互いのことをよく知り尽しているというのが「内なる人間どうしの人間関係」です。知っていることはわざわざ言わないというのが日本人の対人意識です。ここでは、説明の言葉が省略されます。
●省略表現
「涼しくなりましたね」
「そうですね」
この会話のパターンが省略です。そしてこの省略を成り立たせるのが「主観」です。
「主観」とは何のことでしょうか。
あなたが学校の体育の教師であるとしましょう。
生徒が整列しています。
「右向け、右」と号令をかけるとしましょう。このときの「右」は、生徒から見て「右」でなければなりません。これは、「生徒」の立っている状態を頭の中でイメージして、生徒から見ての「右」だから、自分は「左の方を見なければならない」と判断するでしょう。これが「客観的な思考」です。しかし、主観的にしかものごとを見ることができない人は、「右向け、右」と号令をかけて自分だけ「左」を向くでしょう。
こういうときの言葉を「自己中心の特殊語」といいます。「自己中心の特殊語」の一般的な言葉は「指示代名詞」です。「あれ」「それ」「どれ」「これ」のような代名詞が自己中心の特殊語です。
自分が見ているもの、自分がイメージしているものを、相手もまた見ているし、イメージしているだろうという判断のもとで言いあらわされたり、書かれるのが自己中心特殊語です。
●自己中心特殊語
「私はリンゴは嫌いだ」
「私は猫は嫌いだ」
「私は、女は嫌いだ」
のこの三つの文例は、自己中心の特殊語のカテゴリーに入ります。主観的な表現の典型文です。
日本語は、内輪の人間どうしで話すという文法体系になっています。この前提の中でわざわざ「私は」と言っているので、「私」という「自我」がことさらに強調されていることになるのです。
「リンゴは嫌いだ」「猫は嫌いだ」「女は嫌いだ」という文体を比べてみましょう。
「私は」という「主語」が省略されると、たまたま、今だけ偶然にも思いついたという了解を求めていることになるでしょう。
しかし「私は」という「主語」を加えると、「ここには、あなたの知らないもうひとりの『私』という自我があるんだぞ」という「自我」を、ぬーっと登場させています。
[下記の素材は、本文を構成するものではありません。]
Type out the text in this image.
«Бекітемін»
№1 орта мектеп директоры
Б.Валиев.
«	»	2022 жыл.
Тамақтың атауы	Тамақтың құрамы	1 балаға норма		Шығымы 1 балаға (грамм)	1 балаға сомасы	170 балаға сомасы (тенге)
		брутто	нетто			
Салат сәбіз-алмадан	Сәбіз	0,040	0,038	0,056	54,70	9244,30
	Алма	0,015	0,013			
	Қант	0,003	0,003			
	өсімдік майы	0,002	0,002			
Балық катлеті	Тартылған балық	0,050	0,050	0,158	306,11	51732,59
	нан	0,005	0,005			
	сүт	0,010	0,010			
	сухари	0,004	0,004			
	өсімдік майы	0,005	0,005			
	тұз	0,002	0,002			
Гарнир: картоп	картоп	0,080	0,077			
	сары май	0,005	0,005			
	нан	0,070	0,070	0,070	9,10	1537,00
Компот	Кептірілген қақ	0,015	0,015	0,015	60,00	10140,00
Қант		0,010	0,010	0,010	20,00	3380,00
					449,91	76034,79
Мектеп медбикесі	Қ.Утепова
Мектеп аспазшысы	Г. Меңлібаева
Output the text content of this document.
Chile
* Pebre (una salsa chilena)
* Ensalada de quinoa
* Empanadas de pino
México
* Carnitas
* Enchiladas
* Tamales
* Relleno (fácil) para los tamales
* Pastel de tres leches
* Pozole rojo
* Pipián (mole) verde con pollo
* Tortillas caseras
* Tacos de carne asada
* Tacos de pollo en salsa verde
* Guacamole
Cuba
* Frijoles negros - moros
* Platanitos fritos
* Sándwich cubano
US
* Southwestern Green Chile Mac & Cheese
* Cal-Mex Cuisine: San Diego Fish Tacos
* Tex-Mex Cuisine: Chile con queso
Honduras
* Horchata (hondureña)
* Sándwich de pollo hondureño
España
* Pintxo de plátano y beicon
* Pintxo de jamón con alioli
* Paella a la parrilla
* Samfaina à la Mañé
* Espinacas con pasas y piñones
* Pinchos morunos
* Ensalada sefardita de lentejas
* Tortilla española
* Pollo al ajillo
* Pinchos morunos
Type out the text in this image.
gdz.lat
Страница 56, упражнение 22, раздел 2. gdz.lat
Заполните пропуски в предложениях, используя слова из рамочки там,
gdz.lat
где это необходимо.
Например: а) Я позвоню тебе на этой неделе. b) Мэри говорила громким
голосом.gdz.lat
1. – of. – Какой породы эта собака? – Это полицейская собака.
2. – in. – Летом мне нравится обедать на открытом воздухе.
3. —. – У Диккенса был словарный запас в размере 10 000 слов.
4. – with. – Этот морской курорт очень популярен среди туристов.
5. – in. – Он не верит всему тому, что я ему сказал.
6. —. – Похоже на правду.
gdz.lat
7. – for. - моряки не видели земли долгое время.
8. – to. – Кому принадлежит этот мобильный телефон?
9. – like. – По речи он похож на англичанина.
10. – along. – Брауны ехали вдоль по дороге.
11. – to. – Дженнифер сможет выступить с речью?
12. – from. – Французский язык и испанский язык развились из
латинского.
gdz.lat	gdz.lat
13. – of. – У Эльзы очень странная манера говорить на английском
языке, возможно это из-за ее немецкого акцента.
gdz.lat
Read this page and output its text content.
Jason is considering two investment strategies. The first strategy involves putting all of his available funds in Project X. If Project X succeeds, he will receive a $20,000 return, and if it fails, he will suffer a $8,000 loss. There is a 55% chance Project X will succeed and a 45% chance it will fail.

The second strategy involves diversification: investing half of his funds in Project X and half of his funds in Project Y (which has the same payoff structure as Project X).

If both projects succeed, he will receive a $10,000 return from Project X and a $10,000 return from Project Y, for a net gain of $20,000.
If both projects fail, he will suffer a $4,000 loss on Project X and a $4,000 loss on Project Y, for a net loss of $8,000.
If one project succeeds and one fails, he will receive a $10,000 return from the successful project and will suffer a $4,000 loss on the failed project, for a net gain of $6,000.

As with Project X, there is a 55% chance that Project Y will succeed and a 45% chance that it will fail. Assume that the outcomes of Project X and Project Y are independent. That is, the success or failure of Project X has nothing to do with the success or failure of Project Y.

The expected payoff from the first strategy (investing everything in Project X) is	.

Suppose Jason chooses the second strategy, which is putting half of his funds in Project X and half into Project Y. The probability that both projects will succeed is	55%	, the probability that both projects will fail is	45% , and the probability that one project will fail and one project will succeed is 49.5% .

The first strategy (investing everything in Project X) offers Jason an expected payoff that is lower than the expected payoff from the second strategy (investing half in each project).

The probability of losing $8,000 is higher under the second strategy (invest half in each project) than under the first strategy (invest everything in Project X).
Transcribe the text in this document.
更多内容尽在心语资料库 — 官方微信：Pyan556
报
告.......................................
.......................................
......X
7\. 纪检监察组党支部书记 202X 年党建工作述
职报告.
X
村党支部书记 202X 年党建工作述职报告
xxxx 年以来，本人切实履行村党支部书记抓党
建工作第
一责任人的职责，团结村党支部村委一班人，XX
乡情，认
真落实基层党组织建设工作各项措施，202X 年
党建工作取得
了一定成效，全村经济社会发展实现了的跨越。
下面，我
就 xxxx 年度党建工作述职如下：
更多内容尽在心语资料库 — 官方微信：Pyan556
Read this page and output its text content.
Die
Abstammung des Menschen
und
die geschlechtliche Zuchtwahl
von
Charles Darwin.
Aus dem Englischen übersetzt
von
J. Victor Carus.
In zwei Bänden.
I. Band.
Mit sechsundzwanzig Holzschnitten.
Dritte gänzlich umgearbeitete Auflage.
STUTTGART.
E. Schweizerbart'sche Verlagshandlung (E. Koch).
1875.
「嫌い」とは自分の身体から遠ざけて、自分の目に触れないところで消滅してしまえ、という選択と結果のことです。これは、リンゴや猫や女を無用の存在とみなして、取るに足りないものだと価値判断していることになるのです。大野晋は、このような「内輪での扱い」のことを「愛狎」(あいこう)と言っています。愛狎とは「尊大表現」の一つです。ここから一歩進むと「侮蔑」となり、相手を見下し、存在そのものを否定する関わり方になるのです。
●能力の高い日本語の表現のテスト
では、先にあげたA、B、Cの三つの状況では、どのような日本語の表現が望ましいのでしょうか?
A・「会社の会議の場面」で。
- 「リンゴをあまり召し上がらない方もいらっしゃるかと思いますが」
- 「リンゴの季節になりましたが、ミカンの季節もやってまいります」
- 「リンゴも、梨や桃とミックスするとなおおいしさが増すようです」
正解…(1)30点、(2)60点、(3)100点
B・「好意をもっている人」と話している状況で。
- 「赤ちゃんは丸いものをよく認知するので、この記憶がもとになって、大人になるとリンゴによいイメージをもつ方が多いようです」
- 「日本の戦後『リンゴの気持ち』という歌が流行しました。好きな人と明日の希望を見つめたいという思いが歌われていたようです」
- 「『白雪姫』は、リンゴで不幸になりましたが、そのリンゴが縁でステキな王子さまと結ばれたようです」
正解…(1)100点、(2)60点、(3)30点
C・就職の面接の場面という状況で。
- 「私は、リンゴのようにコロコロと転がって職場のどなたのところへも行ってよく学びたいという決意です」
- 「私は、リンゴのように、アップルパイ、ジュース、生で食す、サラダと、いつどこでも、どなたにも喜ばれる人間です」
- 「私は、世界の誰でもよく知っているリンゴのように、なお競争力を高めて買っていただける商品をつくることをお手伝いしたいと考えております」
正解…(1)100点、(2)30点、(3)60点
●中立の文体が客観的な表現になる
正解の基準は「中立的な表現の文章」で「客観的に説明していること」です。